Add the following to the end of your hdparm.conf

/dev/hdc {
dma = on

(another way of avoiding editing of the hdparm.conf file is to simply run sudo hdparm -d1 -k1 /dev/hdc to keep the DMA flag).

ATAPI DVD drives

If you have an ATAPI DVD drive on a later (>=8.4) version of Ubuntu it is likely to be treated as a virtual SCSI device. DMA is generally turned on by default, but sometimes the generic ATA module doesn't work. If this is the case you see the following symptom when typing:

dmesg | grep ata

One of the lines will be:

ata2.00: simplex DMA is claimed by other device, disabling DMA

If this is the case type the following:

sudo gedit /etc/modprobe.d/aliases

And add the following lines to the bottom of the file:

## Turn on DMA for DVD ############################
alias ata_generic off
alias pata_atiixp on

Reboot and DMA should work. You can verify this by typing:

dmesg | grep ata

Two of the lines will resemble this:

[   23.937141] ata2.00: ATAPI: MATSHITAUJ-845D, D100, max UDMA/33
[   24.108846] ata2.00: configured for UDMA/33


If your drives are configured in [Cable Select] mode and while running hdparm commands you receive errors related to timeouts or drive not ready, try changing the drive to be a master or slave device depending on your system configuration.
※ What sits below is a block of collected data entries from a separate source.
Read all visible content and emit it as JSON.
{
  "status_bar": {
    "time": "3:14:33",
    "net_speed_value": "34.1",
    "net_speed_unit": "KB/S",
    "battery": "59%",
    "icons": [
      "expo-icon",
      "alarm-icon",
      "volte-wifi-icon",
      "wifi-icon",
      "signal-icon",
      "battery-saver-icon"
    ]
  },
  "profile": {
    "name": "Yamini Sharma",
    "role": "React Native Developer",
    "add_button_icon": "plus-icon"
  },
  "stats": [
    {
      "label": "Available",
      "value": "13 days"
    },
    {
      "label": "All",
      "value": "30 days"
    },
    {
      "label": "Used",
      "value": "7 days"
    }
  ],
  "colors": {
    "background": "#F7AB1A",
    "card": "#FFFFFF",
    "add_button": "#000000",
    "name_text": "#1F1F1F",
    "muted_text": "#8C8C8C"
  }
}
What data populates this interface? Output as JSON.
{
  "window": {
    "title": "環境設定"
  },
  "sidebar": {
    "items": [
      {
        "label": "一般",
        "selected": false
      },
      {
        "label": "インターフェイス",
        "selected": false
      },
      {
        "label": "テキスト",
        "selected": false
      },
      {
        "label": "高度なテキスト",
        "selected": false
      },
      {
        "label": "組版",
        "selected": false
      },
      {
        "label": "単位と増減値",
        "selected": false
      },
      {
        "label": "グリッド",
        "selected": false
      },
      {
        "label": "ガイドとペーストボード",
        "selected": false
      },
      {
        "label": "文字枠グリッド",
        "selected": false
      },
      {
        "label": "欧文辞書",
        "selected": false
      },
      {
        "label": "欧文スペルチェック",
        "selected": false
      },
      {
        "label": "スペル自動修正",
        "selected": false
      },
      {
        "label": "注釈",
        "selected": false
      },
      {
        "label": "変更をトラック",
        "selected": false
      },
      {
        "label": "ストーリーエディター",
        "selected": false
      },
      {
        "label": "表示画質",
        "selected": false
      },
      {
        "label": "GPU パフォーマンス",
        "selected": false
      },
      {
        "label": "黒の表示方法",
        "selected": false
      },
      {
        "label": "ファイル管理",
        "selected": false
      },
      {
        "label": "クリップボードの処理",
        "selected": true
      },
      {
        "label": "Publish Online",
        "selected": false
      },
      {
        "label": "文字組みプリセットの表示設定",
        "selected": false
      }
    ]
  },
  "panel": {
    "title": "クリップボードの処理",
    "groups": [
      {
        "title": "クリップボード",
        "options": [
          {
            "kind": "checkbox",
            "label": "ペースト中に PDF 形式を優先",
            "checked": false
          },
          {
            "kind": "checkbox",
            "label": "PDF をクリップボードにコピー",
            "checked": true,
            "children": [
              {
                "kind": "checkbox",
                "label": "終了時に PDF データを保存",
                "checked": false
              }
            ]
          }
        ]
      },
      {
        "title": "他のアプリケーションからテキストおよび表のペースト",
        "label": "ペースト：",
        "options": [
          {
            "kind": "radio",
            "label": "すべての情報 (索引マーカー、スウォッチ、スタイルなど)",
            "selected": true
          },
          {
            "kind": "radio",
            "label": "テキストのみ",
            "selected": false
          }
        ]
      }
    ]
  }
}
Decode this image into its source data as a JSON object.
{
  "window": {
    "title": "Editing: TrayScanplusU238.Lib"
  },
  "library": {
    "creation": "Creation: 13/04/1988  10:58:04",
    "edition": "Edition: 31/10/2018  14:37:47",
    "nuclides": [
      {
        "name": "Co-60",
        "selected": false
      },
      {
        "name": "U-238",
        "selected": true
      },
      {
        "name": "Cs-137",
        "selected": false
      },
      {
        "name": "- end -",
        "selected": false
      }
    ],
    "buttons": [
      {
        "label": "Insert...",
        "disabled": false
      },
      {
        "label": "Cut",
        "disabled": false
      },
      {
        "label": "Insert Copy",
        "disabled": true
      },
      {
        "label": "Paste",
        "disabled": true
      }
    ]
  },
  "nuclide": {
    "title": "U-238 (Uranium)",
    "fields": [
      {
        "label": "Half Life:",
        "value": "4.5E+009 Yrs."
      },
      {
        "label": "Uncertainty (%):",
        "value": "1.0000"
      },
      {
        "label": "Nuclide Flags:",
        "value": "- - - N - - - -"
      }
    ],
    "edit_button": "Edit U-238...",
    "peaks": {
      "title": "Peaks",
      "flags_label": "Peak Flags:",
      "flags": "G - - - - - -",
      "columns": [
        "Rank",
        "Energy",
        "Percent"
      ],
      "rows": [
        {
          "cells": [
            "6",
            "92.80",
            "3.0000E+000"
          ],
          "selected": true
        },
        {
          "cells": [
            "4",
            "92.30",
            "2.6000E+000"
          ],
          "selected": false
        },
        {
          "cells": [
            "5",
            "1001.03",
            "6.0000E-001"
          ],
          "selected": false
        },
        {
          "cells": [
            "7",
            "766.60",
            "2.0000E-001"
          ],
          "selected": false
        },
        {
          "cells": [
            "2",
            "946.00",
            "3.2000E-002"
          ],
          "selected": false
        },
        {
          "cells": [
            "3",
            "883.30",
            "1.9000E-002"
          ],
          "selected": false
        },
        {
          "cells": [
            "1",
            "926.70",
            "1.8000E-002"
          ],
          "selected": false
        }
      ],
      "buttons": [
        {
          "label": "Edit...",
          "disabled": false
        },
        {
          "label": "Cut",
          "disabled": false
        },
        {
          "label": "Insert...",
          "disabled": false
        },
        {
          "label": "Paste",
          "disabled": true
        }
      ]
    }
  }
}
This does require opening the case and as far as I know most drives are set to Cable Select from the manufacturer.

Sometimes step 3 above can fail with an "Operation Not Permitted" message. You can fix this by editing the file /etc/modules: For an Intel CPU put the lines


above the line ide-cd

For an AMD CPU put the line amd74xx above ide-cd

For a VIA Chipset put via82cxxx above ide-cd

Then reboot and try steps 3-4 again....

If the problem still persists, and you're using a SATA hard drive, then the SATA module has to be loaded first before the ide-cd. Add sata_sil  to the beginning of your /etc/modules file then reboot.

Further reading

The hdparm has further options that may be more risky. They can be seen using the man hdparm command in the terminal.